The Environmental Hazards of the Landfill
As most of us know, landfills pose massive environmental risks as waste gets piled sky high and left to sit for hundreds or thousands of years. In a lot of cases, the waste that is being dumped cannot disintegrate into the earth’s soil as it is not biodegradable, meaning that the waste either never gets broken down or the chemicals that leak from the waste pollutes the environment. In the case of the Kuwait tire graveyard, if a fire were to break out, a lot of toxic chemicals would be released into the air. Back in 2013, this occurred, with millions of tires catching fire and burning for days. It took a joint effort between firefighters, soldiers, and the Kuwait Oil Company to put it out.

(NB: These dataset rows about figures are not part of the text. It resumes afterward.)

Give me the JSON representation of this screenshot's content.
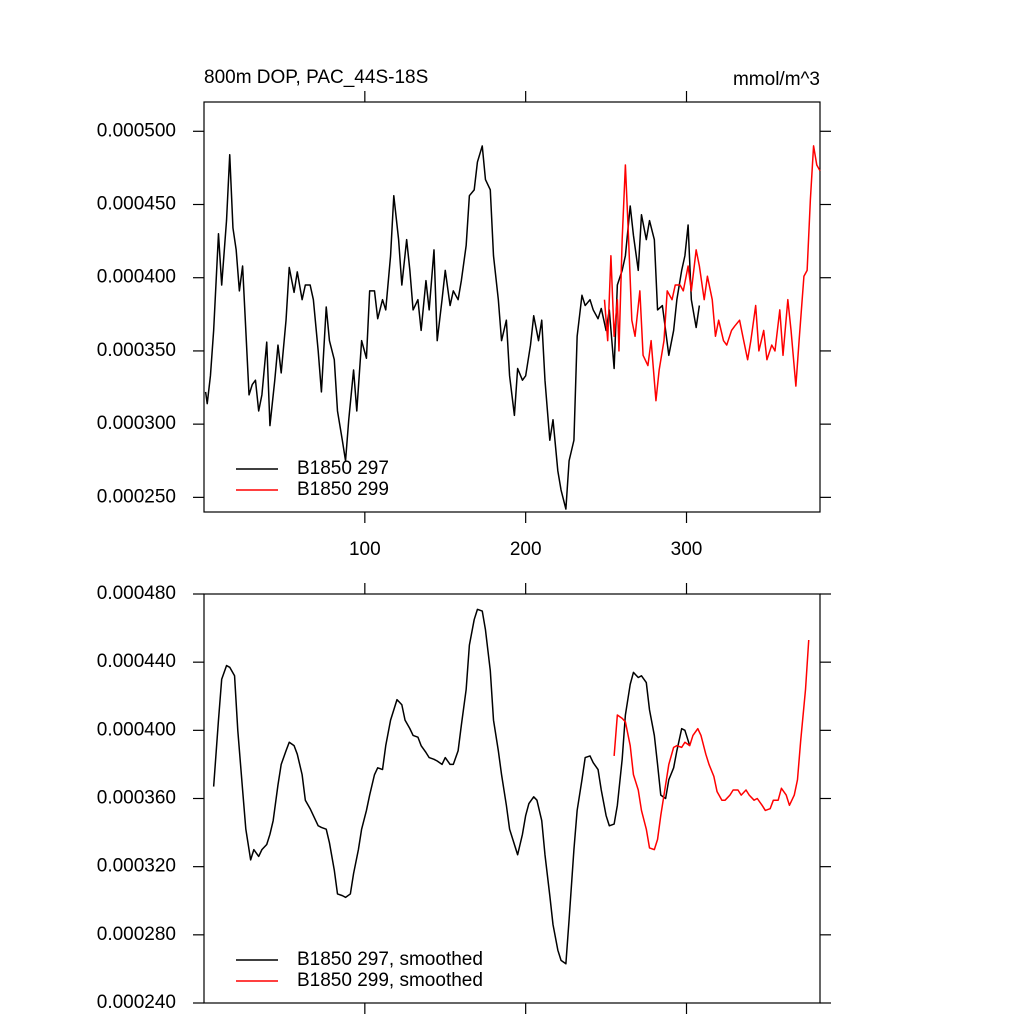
{
  "chart_data": [
    {
      "type": "line",
      "title": "800m DOP, PAC_44S-18S",
      "units": "mmol/m^3",
      "xlim": [
        0,
        383
      ],
      "xticks": [
        100,
        200,
        300
      ],
      "x_tick_labels": true,
      "ylim": [
        0.00024,
        0.00052
      ],
      "yticks": [
        {
          "value": 0.00025,
          "label": "0.000250"
        },
        {
          "value": 0.0003,
          "label": "0.000300"
        },
        {
          "value": 0.00035,
          "label": "0.000350"
        },
        {
          "value": 0.0004,
          "label": "0.000400"
        },
        {
          "value": 0.00045,
          "label": "0.000450"
        },
        {
          "value": 0.0005,
          "label": "0.000500"
        }
      ],
      "legend": "lower left",
      "series": [
        {
          "name": "B1850 297",
          "color": "#000000",
          "x": [
            1,
            2,
            4,
            6,
            9,
            11,
            14,
            16,
            18,
            20,
            22,
            24,
            26,
            28,
            30,
            32,
            34,
            36,
            39,
            41,
            44,
            46,
            48,
            51,
            53,
            56,
            58,
            61,
            63,
            66,
            68,
            71,
            73,
            76,
            78,
            81,
            83,
            86,
            88,
            90,
            93,
            95,
            98,
            101,
            103,
            106,
            108,
            111,
            113,
            116,
            118,
            121,
            123,
            126,
            128,
            130,
            133,
            135,
            138,
            140,
            143,
            145,
            148,
            150,
            153,
            155,
            158,
            160,
            163,
            165,
            168,
            170,
            173,
            175,
            178,
            180,
            183,
            185,
            188,
            190,
            193,
            195,
            198,
            200,
            203,
            205,
            208,
            210,
            212,
            215,
            217,
            220,
            222,
            225,
            227,
            230,
            232,
            235,
            237,
            240,
            242,
            245,
            247,
            250,
            252,
            255,
            257,
            260,
            262,
            265,
            267,
            270,
            272,
            275,
            277,
            280,
            282,
            285,
            287,
            289,
            292,
            294,
            297,
            299,
            301,
            303,
            306,
            308
          ],
          "values": [
            0.000322,
            0.000314,
            0.000333,
            0.000364,
            0.00043,
            0.000395,
            0.000439,
            0.000484,
            0.000434,
            0.000419,
            0.000391,
            0.000408,
            0.000364,
            0.00032,
            0.000327,
            0.00033,
            0.000309,
            0.00032,
            0.000356,
            0.000299,
            0.00033,
            0.000354,
            0.000335,
            0.000371,
            0.000407,
            0.00039,
            0.000404,
            0.000385,
            0.000395,
            0.000395,
            0.000385,
            0.00035,
            0.000322,
            0.00038,
            0.000357,
            0.000344,
            0.000309,
            0.000289,
            0.000275,
            0.000303,
            0.000337,
            0.000309,
            0.000357,
            0.000345,
            0.000391,
            0.000391,
            0.000372,
            0.000385,
            0.000378,
            0.000415,
            0.000456,
            0.000426,
            0.000395,
            0.000426,
            0.000405,
            0.000378,
            0.000385,
            0.000364,
            0.000398,
            0.000378,
            0.000419,
            0.000357,
            0.000385,
            0.000405,
            0.000381,
            0.000391,
            0.000385,
            0.000398,
            0.000422,
            0.000456,
            0.00046,
            0.000479,
            0.00049,
            0.000467,
            0.00046,
            0.000415,
            0.000385,
            0.000357,
            0.000371,
            0.000333,
            0.000306,
            0.000338,
            0.00033,
            0.000333,
            0.000354,
            0.000374,
            0.000357,
            0.000371,
            0.00033,
            0.000289,
            0.000303,
            0.000268,
            0.000255,
            0.000242,
            0.000275,
            0.000289,
            0.00036,
            0.000388,
            0.000381,
            0.000385,
            0.000378,
            0.000372,
            0.000379,
            0.000364,
            0.000378,
            0.000338,
            0.000395,
            0.000405,
            0.000415,
            0.000449,
            0.000429,
            0.000405,
            0.000443,
            0.000426,
            0.000439,
            0.000426,
            0.000378,
            0.000381,
            0.000364,
            0.000347,
            0.000364,
            0.000385,
            0.000405,
            0.000415,
            0.000436,
            0.000385,
            0.000366,
            0.000381
          ]
        },
        {
          "name": "B1850 299",
          "color": "#ff0000",
          "x": [
            249,
            251,
            253,
            255,
            257,
            258,
            260,
            262,
            264,
            266,
            268,
            271,
            273,
            276,
            278,
            281,
            283,
            286,
            288,
            291,
            293,
            296,
            298,
            301,
            303,
            306,
            308,
            311,
            313,
            316,
            318,
            320,
            323,
            325,
            328,
            330,
            333,
            335,
            338,
            340,
            343,
            345,
            348,
            350,
            353,
            355,
            358,
            360,
            363,
            365,
            368,
            370,
            373,
            375,
            377,
            379,
            381,
            383
          ],
          "values": [
            0.000385,
            0.000357,
            0.000415,
            0.00036,
            0.000385,
            0.00035,
            0.000426,
            0.000477,
            0.000426,
            0.000371,
            0.00036,
            0.000391,
            0.000347,
            0.00034,
            0.000357,
            0.000316,
            0.000337,
            0.000357,
            0.000391,
            0.000385,
            0.000395,
            0.000395,
            0.000391,
            0.000408,
            0.000391,
            0.000419,
            0.000408,
            0.000385,
            0.000401,
            0.000385,
            0.00036,
            0.000371,
            0.000357,
            0.000354,
            0.000364,
            0.000367,
            0.000371,
            0.00036,
            0.000344,
            0.000357,
            0.000381,
            0.00035,
            0.000364,
            0.000344,
            0.000354,
            0.00035,
            0.000378,
            0.000347,
            0.000385,
            0.000364,
            0.000326,
            0.000357,
            0.000401,
            0.000405,
            0.000453,
            0.00049,
            0.000477,
            0.000473
          ]
        }
      ]
    },
    {
      "type": "line",
      "xlim": [
        0,
        383
      ],
      "xticks": [
        100,
        200,
        300
      ],
      "x_tick_labels": false,
      "ylim": [
        0.00024,
        0.00048
      ],
      "yticks": [
        {
          "value": 0.00024,
          "label": "0.000240"
        },
        {
          "value": 0.00028,
          "label": "0.000280"
        },
        {
          "value": 0.00032,
          "label": "0.000320"
        },
        {
          "value": 0.00036,
          "label": "0.000360"
        },
        {
          "value": 0.0004,
          "label": "0.000400"
        },
        {
          "value": 0.00044,
          "label": "0.000440"
        },
        {
          "value": 0.00048,
          "label": "0.000480"
        }
      ],
      "legend": "lower left",
      "series": [
        {
          "name": "B1850 297, smoothed",
          "color": "#000000",
          "x": [
            6,
            9,
            11,
            14,
            16,
            19,
            21,
            24,
            26,
            29,
            31,
            34,
            36,
            39,
            41,
            43,
            46,
            48,
            51,
            53,
            56,
            58,
            61,
            63,
            66,
            68,
            71,
            73,
            76,
            78,
            81,
            83,
            86,
            88,
            91,
            93,
            96,
            98,
            101,
            103,
            106,
            108,
            111,
            113,
            116,
            118,
            120,
            123,
            125,
            128,
            130,
            133,
            135,
            138,
            140,
            143,
            145,
            148,
            150,
            153,
            155,
            158,
            160,
            163,
            165,
            168,
            170,
            173,
            175,
            178,
            180,
            183,
            185,
            188,
            190,
            193,
            195,
            198,
            200,
            202,
            205,
            207,
            210,
            212,
            215,
            217,
            220,
            222,
            225,
            227,
            230,
            232,
            235,
            237,
            240,
            242,
            245,
            247,
            250,
            252,
            255,
            257,
            260,
            262,
            265,
            267,
            270,
            272,
            275,
            277,
            280,
            282,
            284,
            287,
            289,
            292,
            294,
            297,
            299,
            302
          ],
          "values": [
            0.000367,
            0.000406,
            0.00043,
            0.000438,
            0.000437,
            0.000432,
            0.0004,
            0.000365,
            0.000342,
            0.000324,
            0.00033,
            0.000326,
            0.00033,
            0.000333,
            0.000339,
            0.000347,
            0.000368,
            0.00038,
            0.000388,
            0.000393,
            0.000391,
            0.000386,
            0.000374,
            0.000359,
            0.000354,
            0.00035,
            0.000344,
            0.000343,
            0.000342,
            0.000334,
            0.000318,
            0.000304,
            0.000303,
            0.000302,
            0.000304,
            0.000316,
            0.00033,
            0.000342,
            0.000353,
            0.000362,
            0.000374,
            0.000378,
            0.000377,
            0.000391,
            0.000406,
            0.000412,
            0.000418,
            0.000415,
            0.000406,
            0.000401,
            0.000397,
            0.000396,
            0.000391,
            0.000387,
            0.000384,
            0.000383,
            0.000382,
            0.00038,
            0.000384,
            0.00038,
            0.00038,
            0.000388,
            0.000403,
            0.000424,
            0.00045,
            0.000465,
            0.000471,
            0.00047,
            0.000459,
            0.000435,
            0.000406,
            0.000388,
            0.000374,
            0.000356,
            0.000342,
            0.000333,
            0.000327,
            0.000339,
            0.00035,
            0.000357,
            0.000361,
            0.000359,
            0.000347,
            0.000327,
            0.000303,
            0.000286,
            0.000271,
            0.000265,
            0.000263,
            0.000289,
            0.00033,
            0.000353,
            0.000371,
            0.000384,
            0.000385,
            0.000381,
            0.000377,
            0.000365,
            0.00035,
            0.000344,
            0.000345,
            0.000356,
            0.000383,
            0.000409,
            0.000427,
            0.000434,
            0.000431,
            0.000432,
            0.000428,
            0.000412,
            0.000397,
            0.00038,
            0.000362,
            0.00036,
            0.000371,
            0.000378,
            0.000388,
            0.000401,
            0.0004,
            0.000391
          ]
        },
        {
          "name": "B1850 299, smoothed",
          "color": "#ff0000",
          "x": [
            255,
            257,
            260,
            262,
            265,
            267,
            270,
            272,
            275,
            277,
            280,
            282,
            284,
            287,
            289,
            292,
            294,
            297,
            299,
            302,
            304,
            307,
            309,
            312,
            314,
            317,
            319,
            322,
            324,
            327,
            329,
            332,
            334,
            337,
            339,
            342,
            344,
            347,
            349,
            352,
            354,
            357,
            359,
            362,
            364,
            367,
            369,
            371,
            374,
            376
          ],
          "values": [
            0.000385,
            0.000409,
            0.000407,
            0.000405,
            0.000391,
            0.000374,
            0.000365,
            0.000353,
            0.000342,
            0.000331,
            0.00033,
            0.000336,
            0.00035,
            0.000368,
            0.00038,
            0.00039,
            0.000391,
            0.00039,
            0.000393,
            0.000391,
            0.000397,
            0.000401,
            0.000397,
            0.000386,
            0.00038,
            0.000373,
            0.000364,
            0.000359,
            0.000359,
            0.000362,
            0.000365,
            0.000365,
            0.000362,
            0.000365,
            0.000362,
            0.000359,
            0.00036,
            0.000356,
            0.000353,
            0.000354,
            0.000359,
            0.000359,
            0.000366,
            0.000362,
            0.000356,
            0.000362,
            0.000371,
            0.000394,
            0.000424,
            0.000453
          ]
        }
      ]
    }
  ]
}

Why Tire Disposal in Landfills is Illegal In Most Countries like Britain
In order to avoid the environmental disaster and the release of toxic chemicals both into the earth’s atmosphere and ground, shipping tires out to landfills is illegal in the majority of countries including the entirety of Europe. In 2006, Europe banned the disposal of tires in landfill sites, ensuring that over 480,000 tonnes of tires were shredded and recycled. With this ban in effect, more than eighty percent of the tires that are generated in Britain are processed and recycled through their Responsible Recycler Scheme, ensuring that the tires are reused in an environmentally friendly and acceptable way. Often, they will be used to create artificial sports pitches, carpet underlays, equestrian arenas, children’s playgrounds, and running tracks.
In future, recycled tires are going to be turned into “crumbs” to be used to create road surfaces that are quieter than traditional asphalt roads. According to a test done on one of Scotland’s busiest roads, not only does the recycled rubber surface allow for better grip and skid resistance but it still allows for proper drainage and creates a quieter, more comfortable drive. As of right now, there are about 20,000 miles of road made out of recycled tires, with more countries like China, Brazil, Germany, and Spain taking on the idea and re-surfacing their busier roads, thus cutting traffic noise by about twenty-five percent.

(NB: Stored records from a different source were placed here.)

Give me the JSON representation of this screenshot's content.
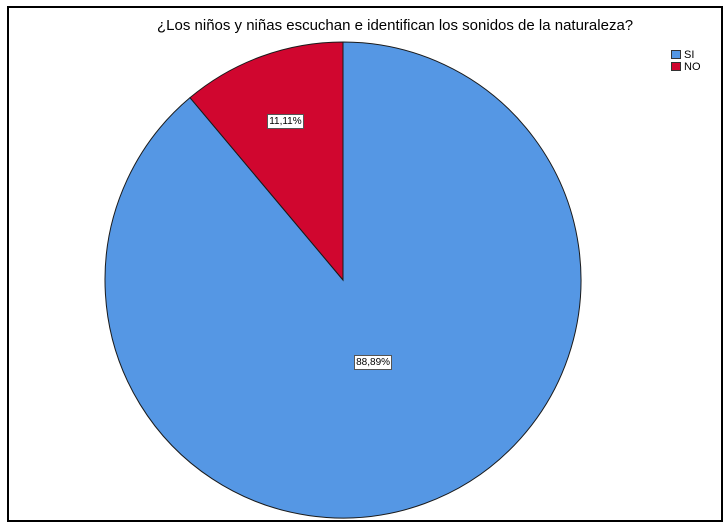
{
  "chart_data": {
    "type": "pie",
    "title": "¿Los niños y niñas escuchan e identifican los sonidos de la naturaleza?",
    "slices": [
      {
        "name": "SI",
        "value": 88.89,
        "label": "88,89%",
        "color": "#5597e4"
      },
      {
        "name": "NO",
        "value": 11.11,
        "label": "11,11%",
        "color": "#d0062f"
      }
    ],
    "legend_position": "top-right"
  }
}
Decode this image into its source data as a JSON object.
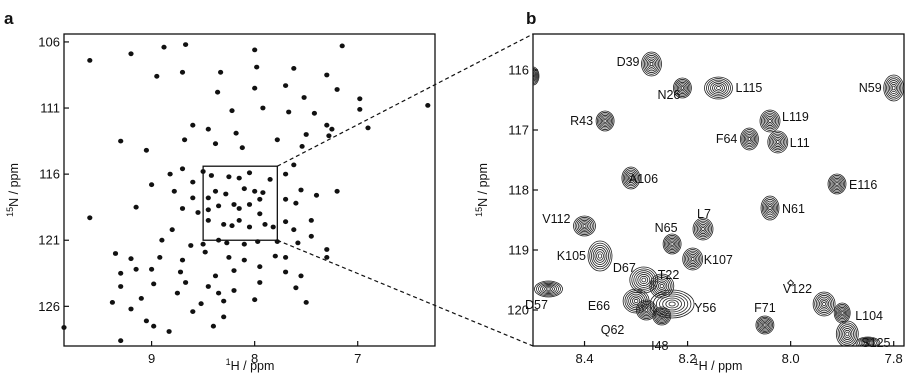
{
  "chart_data": [
    {
      "panel": "a",
      "type": "scatter",
      "xlabel_sup": "1",
      "xlabel": "H / ppm",
      "ylabel_sup": "15",
      "ylabel": "N / ppm",
      "x_reversed": true,
      "xlim": [
        9.85,
        6.25
      ],
      "ylim": [
        105.4,
        129.0
      ],
      "x_ticks": [
        9,
        8,
        7
      ],
      "y_ticks": [
        106,
        111,
        116,
        121,
        126
      ],
      "zoom_box": {
        "x": [
          8.5,
          7.78
        ],
        "y": [
          115.4,
          121.0
        ]
      },
      "points": [
        [
          9.6,
          107.4
        ],
        [
          9.2,
          106.9
        ],
        [
          8.88,
          106.4
        ],
        [
          8.67,
          106.2
        ],
        [
          8.0,
          106.6
        ],
        [
          7.15,
          106.3
        ],
        [
          8.7,
          108.3
        ],
        [
          8.95,
          108.6
        ],
        [
          8.33,
          108.3
        ],
        [
          7.98,
          107.9
        ],
        [
          7.62,
          108.0
        ],
        [
          7.3,
          108.5
        ],
        [
          8.36,
          109.8
        ],
        [
          8.0,
          109.5
        ],
        [
          7.7,
          109.3
        ],
        [
          7.52,
          110.2
        ],
        [
          7.2,
          109.6
        ],
        [
          6.98,
          110.3
        ],
        [
          6.32,
          110.8
        ],
        [
          8.22,
          111.2
        ],
        [
          7.92,
          111.0
        ],
        [
          7.67,
          111.3
        ],
        [
          7.42,
          111.4
        ],
        [
          6.98,
          111.1
        ],
        [
          8.45,
          112.6
        ],
        [
          8.6,
          112.3
        ],
        [
          8.18,
          112.9
        ],
        [
          7.78,
          113.4
        ],
        [
          7.5,
          113.0
        ],
        [
          7.25,
          112.6
        ],
        [
          6.9,
          112.5
        ],
        [
          8.68,
          113.4
        ],
        [
          8.38,
          113.7
        ],
        [
          9.3,
          113.5
        ],
        [
          9.05,
          114.2
        ],
        [
          8.12,
          114.0
        ],
        [
          7.54,
          113.9
        ],
        [
          7.3,
          112.3
        ],
        [
          7.28,
          113.1
        ],
        [
          8.5,
          115.8
        ],
        [
          8.7,
          115.6
        ],
        [
          8.42,
          116.1
        ],
        [
          8.25,
          116.2
        ],
        [
          8.15,
          116.3
        ],
        [
          8.05,
          115.9
        ],
        [
          7.85,
          116.4
        ],
        [
          7.62,
          115.3
        ],
        [
          7.7,
          116.0
        ],
        [
          8.82,
          116.0
        ],
        [
          8.6,
          116.6
        ],
        [
          9.0,
          116.8
        ],
        [
          8.38,
          117.3
        ],
        [
          8.28,
          117.5
        ],
        [
          8.1,
          117.1
        ],
        [
          8.0,
          117.3
        ],
        [
          7.92,
          117.4
        ],
        [
          8.6,
          117.8
        ],
        [
          8.45,
          117.8
        ],
        [
          7.7,
          117.9
        ],
        [
          7.55,
          117.2
        ],
        [
          7.4,
          117.6
        ],
        [
          7.2,
          117.3
        ],
        [
          8.78,
          117.3
        ],
        [
          8.35,
          118.4
        ],
        [
          8.2,
          118.3
        ],
        [
          8.15,
          118.6
        ],
        [
          8.05,
          118.3
        ],
        [
          7.95,
          117.9
        ],
        [
          7.6,
          118.2
        ],
        [
          8.7,
          118.6
        ],
        [
          8.55,
          118.9
        ],
        [
          9.15,
          118.5
        ],
        [
          8.45,
          119.5
        ],
        [
          8.3,
          119.8
        ],
        [
          8.22,
          119.9
        ],
        [
          8.15,
          119.5
        ],
        [
          8.05,
          120.0
        ],
        [
          7.9,
          119.8
        ],
        [
          7.82,
          120.0
        ],
        [
          7.7,
          119.6
        ],
        [
          7.45,
          119.5
        ],
        [
          7.95,
          119.0
        ],
        [
          8.45,
          118.7
        ],
        [
          9.6,
          119.3
        ],
        [
          8.8,
          120.2
        ],
        [
          8.9,
          121.0
        ],
        [
          8.62,
          121.4
        ],
        [
          8.5,
          121.3
        ],
        [
          8.35,
          121.0
        ],
        [
          8.27,
          121.2
        ],
        [
          8.1,
          121.3
        ],
        [
          7.97,
          121.1
        ],
        [
          7.78,
          121.1
        ],
        [
          7.58,
          121.2
        ],
        [
          7.45,
          120.7
        ],
        [
          7.3,
          121.7
        ],
        [
          7.62,
          120.2
        ],
        [
          8.92,
          122.3
        ],
        [
          8.7,
          122.5
        ],
        [
          8.48,
          121.9
        ],
        [
          8.25,
          122.3
        ],
        [
          8.1,
          122.5
        ],
        [
          7.8,
          122.2
        ],
        [
          7.7,
          122.3
        ],
        [
          7.3,
          122.3
        ],
        [
          9.35,
          122.0
        ],
        [
          9.2,
          122.4
        ],
        [
          9.0,
          123.2
        ],
        [
          8.72,
          123.4
        ],
        [
          8.38,
          123.7
        ],
        [
          8.2,
          123.3
        ],
        [
          7.95,
          123.0
        ],
        [
          7.7,
          123.4
        ],
        [
          7.55,
          123.7
        ],
        [
          9.3,
          123.5
        ],
        [
          9.15,
          123.2
        ],
        [
          8.98,
          124.3
        ],
        [
          8.67,
          124.2
        ],
        [
          8.45,
          124.5
        ],
        [
          8.35,
          125.0
        ],
        [
          8.2,
          124.8
        ],
        [
          7.95,
          124.2
        ],
        [
          7.6,
          124.6
        ],
        [
          9.3,
          124.5
        ],
        [
          8.75,
          125.0
        ],
        [
          8.52,
          125.8
        ],
        [
          8.3,
          125.6
        ],
        [
          8.0,
          125.5
        ],
        [
          7.5,
          125.7
        ],
        [
          9.1,
          125.4
        ],
        [
          8.6,
          126.4
        ],
        [
          8.3,
          126.8
        ],
        [
          8.4,
          127.5
        ],
        [
          9.2,
          126.2
        ],
        [
          9.38,
          125.7
        ],
        [
          9.05,
          127.1
        ],
        [
          8.98,
          127.5
        ],
        [
          8.83,
          127.9
        ],
        [
          9.85,
          127.6
        ],
        [
          9.3,
          128.6
        ]
      ]
    },
    {
      "panel": "b",
      "type": "scatter",
      "xlabel_sup": "1",
      "xlabel": "H / ppm",
      "ylabel_sup": "15",
      "ylabel": "N / ppm",
      "x_reversed": true,
      "xlim": [
        8.5,
        7.78
      ],
      "ylim": [
        115.4,
        120.6
      ],
      "x_ticks": [
        "8.4",
        "8.2",
        "8.0",
        "7.8"
      ],
      "y_ticks": [
        116,
        117,
        118,
        119,
        120
      ],
      "peaks": [
        {
          "label": "D39",
          "x": 8.27,
          "y": 115.9,
          "rx": 10,
          "ry": 12
        },
        {
          "label": "N26",
          "x": 8.21,
          "y": 116.3,
          "rx": 9,
          "ry": 10
        },
        {
          "label": "L115",
          "x": 8.14,
          "y": 116.3,
          "rx": 14,
          "ry": 11
        },
        {
          "label": "N59",
          "x": 7.8,
          "y": 116.3,
          "rx": 10,
          "ry": 13
        },
        {
          "label": "R43",
          "x": 8.36,
          "y": 116.85,
          "rx": 9,
          "ry": 10
        },
        {
          "label": "L119",
          "x": 8.04,
          "y": 116.85,
          "rx": 10,
          "ry": 11
        },
        {
          "label": "F64",
          "x": 8.08,
          "y": 117.15,
          "rx": 9,
          "ry": 11
        },
        {
          "label": "L11",
          "x": 8.025,
          "y": 117.2,
          "rx": 10,
          "ry": 11
        },
        {
          "label": "A106",
          "x": 8.31,
          "y": 117.8,
          "rx": 9,
          "ry": 11
        },
        {
          "label": "E116",
          "x": 7.91,
          "y": 117.9,
          "rx": 9,
          "ry": 10
        },
        {
          "label": "N61",
          "x": 8.04,
          "y": 118.3,
          "rx": 9,
          "ry": 12
        },
        {
          "label": "L7",
          "x": 8.17,
          "y": 118.65,
          "rx": 10,
          "ry": 11
        },
        {
          "label": "V112",
          "x": 8.4,
          "y": 118.6,
          "rx": 11,
          "ry": 10
        },
        {
          "label": "N65",
          "x": 8.23,
          "y": 118.9,
          "rx": 9,
          "ry": 10
        },
        {
          "label": "K107",
          "x": 8.19,
          "y": 119.15,
          "rx": 10,
          "ry": 11
        },
        {
          "label": "K105",
          "x": 8.37,
          "y": 119.1,
          "rx": 12,
          "ry": 15
        },
        {
          "label": "D67",
          "x": 8.285,
          "y": 119.5,
          "rx": 14,
          "ry": 13
        },
        {
          "label": "T22",
          "x": 8.25,
          "y": 119.6,
          "rx": 12,
          "ry": 12
        },
        {
          "label": "Y56",
          "x": 8.23,
          "y": 119.9,
          "rx": 22,
          "ry": 14
        },
        {
          "label": "E66",
          "x": 8.3,
          "y": 119.85,
          "rx": 13,
          "ry": 12
        },
        {
          "label": "Q62",
          "x": 8.28,
          "y": 120.0,
          "rx": 10,
          "ry": 10
        },
        {
          "label": "I48",
          "x": 8.25,
          "y": 120.1,
          "rx": 9,
          "ry": 9
        },
        {
          "label": "D57",
          "x": 8.47,
          "y": 119.65,
          "rx": 14,
          "ry": 8
        },
        {
          "label": "F71",
          "x": 8.05,
          "y": 120.25,
          "rx": 9,
          "ry": 9
        },
        {
          "label": "V122",
          "x": 7.935,
          "y": 119.9,
          "rx": 11,
          "ry": 12
        },
        {
          "label": "L104",
          "x": 7.9,
          "y": 120.05,
          "rx": 8,
          "ry": 10
        },
        {
          "label": "S125",
          "x": 7.89,
          "y": 120.4,
          "rx": 11,
          "ry": 13
        }
      ],
      "extra_peaks": [
        {
          "x": 8.5,
          "y": 116.1,
          "rx": 6,
          "ry": 9
        },
        {
          "x": 7.85,
          "y": 120.55,
          "rx": 12,
          "ry": 6
        }
      ],
      "marker": {
        "x": 8.0,
        "y": 119.55
      }
    }
  ]
}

As more and more environmental hazards are becoming apparent from the dumping of tires in landfills, more countries and governments are committing to banning the process. If you are interested in learning more about the Sulabiya, Kuwait tire graveyard, simply search up the name and you’ll be able to see those who have visited and journeyed across this massive landfill on foot. Be wary though, it is a desolate experience.